A physicochemical study of the againg of colloidal silica gels used in zeolite Y synthesis

Abstract

An investigation was carried out to determine the effects of room-temperature aging on the structure and composition of NaY zelite synthesis gels prepared from colloidal silica. Alkaline solutions containing varying amounts of sodium aluminate were added to a colloidal silica sol to produce gels of composition 4 Na 2O, x Al 2O 3, 10 SiO 2, 180 H 2O ( x = 0.0 –1.5). Each of the gels was homogenized and then allowed to age at room temperature. Changes in the composition and structure of the solid and liquid phases of zeolite synthesis gels were followed as a function of time using elemental analysis; n.m.r., i.r. and Raman spectroscopies; and X-ray diffraction.
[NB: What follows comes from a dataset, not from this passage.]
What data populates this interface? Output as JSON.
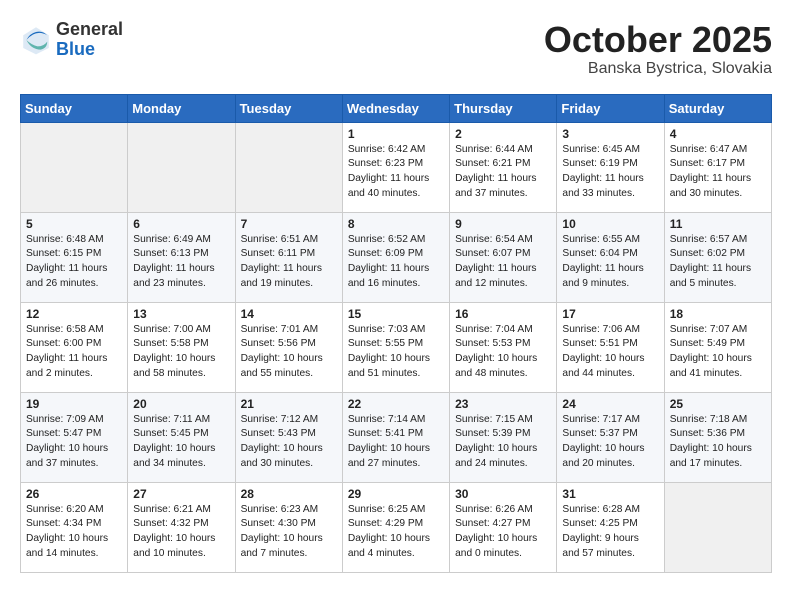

Initial mixing of the colloidal silica, caustic, and aluminate has no noticeable chemical or structural effects beyond gelation via flocculation of the silica particles and adsorption of AI and Na onto the surface of the particles. The colloidal silica dissolves during aging as a consequence of successive cleavage of siloxane bonds. Adsorption of AI reduces the rate of silica dissolution. The slow dissolution of the silica releases monomeric silicate anions that rapidly react with aluminate anions to form an aluminosilicate precipitate, estimated to have a Si Ai ratio of 1. Once the dissolved aluminum is depleted from the liquid phase, the remaining colloidal silica dissolves away, leaving only an amorphous aluminosilicate in the solid phase, which can then rearrange through interaction with the silicates anions in solution. As discussed in a companion study, the aluminosilicate precipitate formed during aging serves as the precursor for nuclei which induce the cyrstallization of NaY zeolite.